July 15, 2024

SILVERTWIN – ‘SILVERTWIN’ – “classic piano-led seventies pop full of melody and feeling”


A love-letter to seventies pop, this recalls George Martin’s piano, ELO’s vocals and chorus harmonies, Todd Rundgren’s melodic grasp and the smooth pop of Yacht Rock. Largely the work of Isaac Shalam, who set the tracks to tape then added overdubs from the rest of the band, the result is an aural bath in big melody and sweet sounds.

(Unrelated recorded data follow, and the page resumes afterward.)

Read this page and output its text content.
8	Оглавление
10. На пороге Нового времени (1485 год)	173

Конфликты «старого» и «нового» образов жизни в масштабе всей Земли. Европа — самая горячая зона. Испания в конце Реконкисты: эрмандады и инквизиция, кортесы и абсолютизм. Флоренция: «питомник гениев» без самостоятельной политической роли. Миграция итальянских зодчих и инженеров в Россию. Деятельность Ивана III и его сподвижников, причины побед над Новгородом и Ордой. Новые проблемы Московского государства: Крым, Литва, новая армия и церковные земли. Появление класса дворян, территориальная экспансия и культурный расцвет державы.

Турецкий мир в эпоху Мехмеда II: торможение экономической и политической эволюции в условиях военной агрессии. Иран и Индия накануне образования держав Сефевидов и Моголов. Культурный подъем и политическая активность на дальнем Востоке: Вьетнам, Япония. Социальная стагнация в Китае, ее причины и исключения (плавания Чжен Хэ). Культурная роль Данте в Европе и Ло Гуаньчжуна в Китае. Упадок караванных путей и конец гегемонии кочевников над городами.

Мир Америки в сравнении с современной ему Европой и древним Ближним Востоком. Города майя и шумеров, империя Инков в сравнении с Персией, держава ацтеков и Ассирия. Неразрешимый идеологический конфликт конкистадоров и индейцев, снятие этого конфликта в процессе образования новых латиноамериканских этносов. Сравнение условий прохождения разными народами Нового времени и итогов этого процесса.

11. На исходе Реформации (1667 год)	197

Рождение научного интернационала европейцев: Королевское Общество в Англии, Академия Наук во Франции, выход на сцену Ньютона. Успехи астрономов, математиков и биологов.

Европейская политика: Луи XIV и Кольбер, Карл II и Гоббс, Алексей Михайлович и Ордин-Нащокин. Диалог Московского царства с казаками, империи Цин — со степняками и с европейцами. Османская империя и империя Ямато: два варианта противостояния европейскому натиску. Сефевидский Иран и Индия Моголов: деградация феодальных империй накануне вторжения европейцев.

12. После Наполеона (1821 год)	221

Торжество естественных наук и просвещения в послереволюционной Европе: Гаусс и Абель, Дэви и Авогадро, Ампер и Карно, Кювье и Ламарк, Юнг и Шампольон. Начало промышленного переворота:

It’s hard to know where to start with this: I was going to say start with the strongest track, the opener, ‘Ploy’. But then each track reminded me of its merit and songs – like the ballad of ‘Promises’, with chiming instrumentation and the sensation of watching Gilbert O’Sullivan sat at a piano on a vintage Top Of The Pops – won their place as best. But soon enough, ‘Saviour’, with its rolling arrangement and hints of Supertramp, drives the tune home and grabs pole position. Then ‘The Night Is Ours’ is a disco thumper and recalled parties with a mobile DJ, twin decks, a couple of speakers and boxes of flashing lights. ‘I Don’t Want To Fight Anymore’ is a warm blanket of a piano ballad, recalling 10cc and Liner. ‘Take Me On’ entered the ring and won first place, thanks to the nicely pounding drive and high vocals before being displaced by the falsetto and strings of ‘Driving Me Wild’.

The big reference is ELO. Widely critiqued for ripping of Beatles tunes and being manufactured, the ear now hears them as the pure pop that they always were, but without the invention of punk distracting like a shouty toddler.

In all, it’s an album where each track seems like your favourite and you wallow in the cheesy but comfy sound of the seventies. Sometimes efforts like this have too crafted a feel and a barrier of artifice between the song and listener but this feels authentically birthed by someone who just loves creating music in a warm seventies style.